NUMA and SMT Consciousness
WILD probes /sys/devices/system/cpu at startup to map cache domains and NUMA nodes. Data structures bind to specific cores, avoiding costly cross-NUMA access. It prioritizes physical cores over hyperthreads to prevent execution unit contention.

Flat Hash Table Design
A linear-probing hash table with power-of-two capacity enables bitmask indexing (3 cycles vs. 30+ for modulo).
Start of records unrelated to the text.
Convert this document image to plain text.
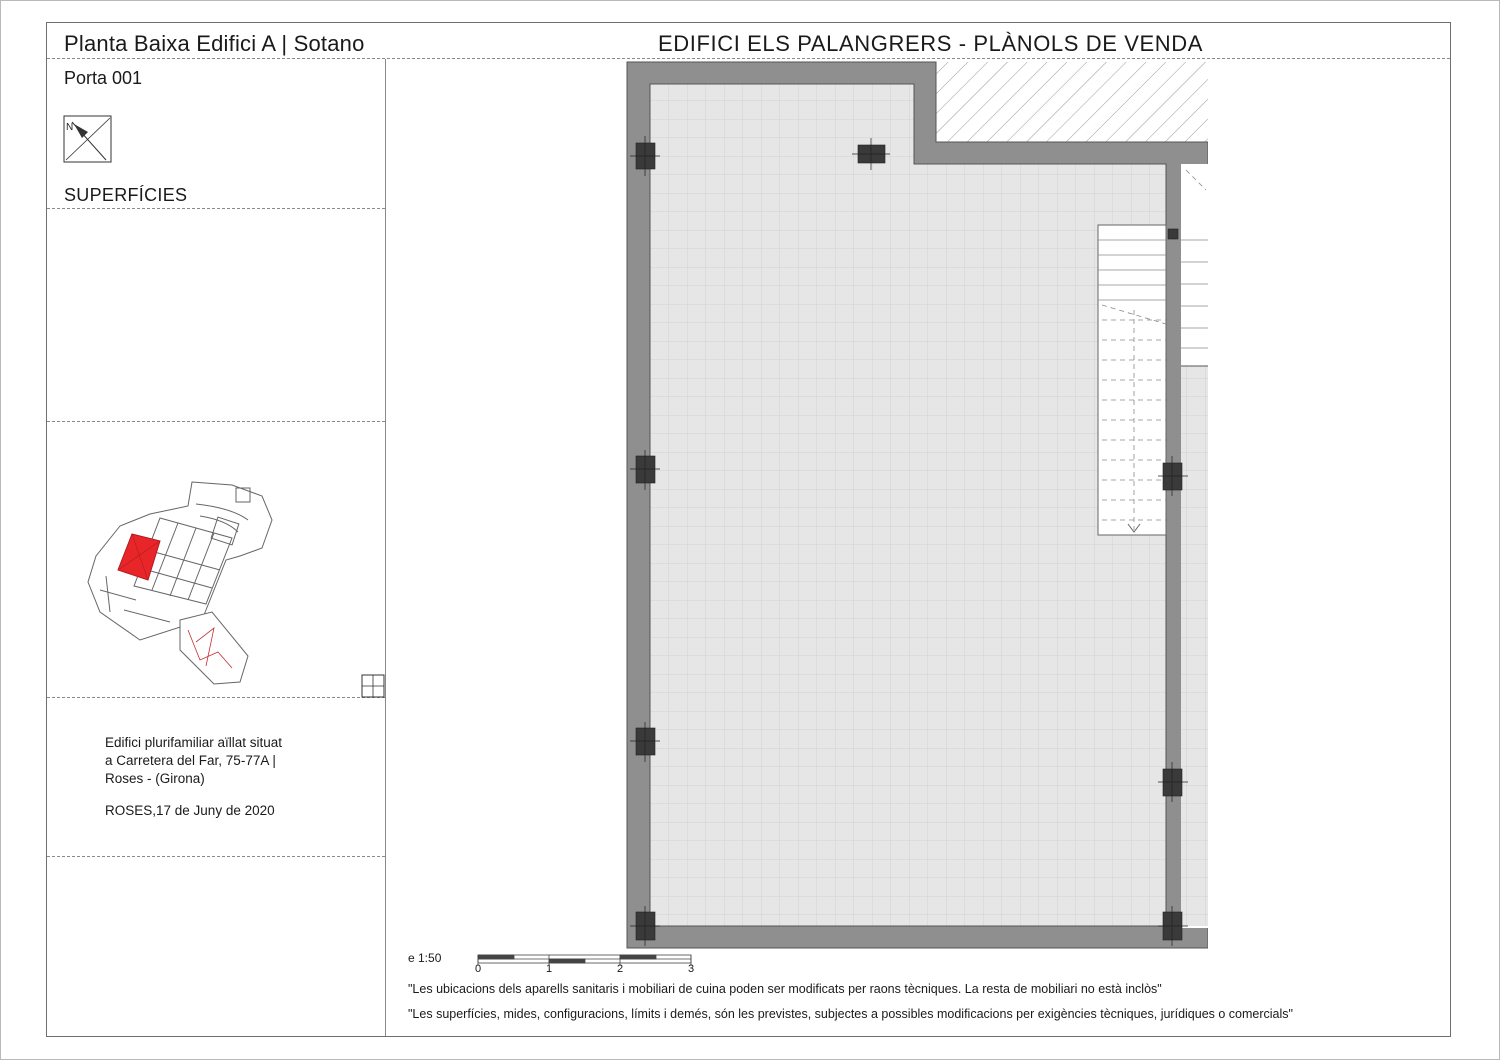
Planta Baixa Edifici A | Sotano	EDIFICI ELS PALANGRERS - PLÀNOLS DE VENDA
Porta 001
SUPERFÍCIES
Edifici plurifamiliar aïllat situat
a Carretera del Far, 75-77A |
Roses - (Girona)
ROSES,17 de Juny de 2020
e 1:50
0	1	2	3
"Les ubicacions dels aparells sanitaris i mobiliari de cuina poden ser modificats per raons tècniques. La resta de mobiliari no està inclòs"
"Les superfícies, mides, configuracions, límits i demés, són les previstes, subjectes a possibles modificacions per exigències tècniques, jurídiques o comercials"
N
Wyhash and MurmurHash3 minimize collisions while maintaining cache locality.

The Brutal Tradeoffs

WILD's performance comes at significant cost:
- Zero durability: Data evaporates on eviction or shutdown
- No ACID/transactions: Crash consistency? Forget it
- Capacity ceiling: Limited by L3 cache size (e.g., ~1.5M 64B records in 96MB)
- x86_64/Linux only: No ARM or Windows support

Why This Matters Beyond the Novelty

While impractical for most workloads, WILD demonstrates techniques applicable to serious systems:
1. Database internals: Buffer pools and write-ahead logs benefit from cache-aware structures
2. Real-time systems: HFT and industrial control could adopt these patterns selectively
3. Query optimization: Engineered for L3-resident intermediate results

Benchmarks on a Ryzen 9 7800X3D (96MB L3) show 615.5 million operations/second – orders of magnitude beyond traditional databases. As one commenter observed: "This feels like seeing a Formula 1 car: impractical for groceries, but revolutionary engineering that trickles down to everyday vehicles."

The real value lies in WILD's stark reminder: we leave enormous performance untapped by treating CPU caches as abstracted implementation details. While you shouldn't deploy this to production, its lessons could reshape how we design systems pushing latency boundaries.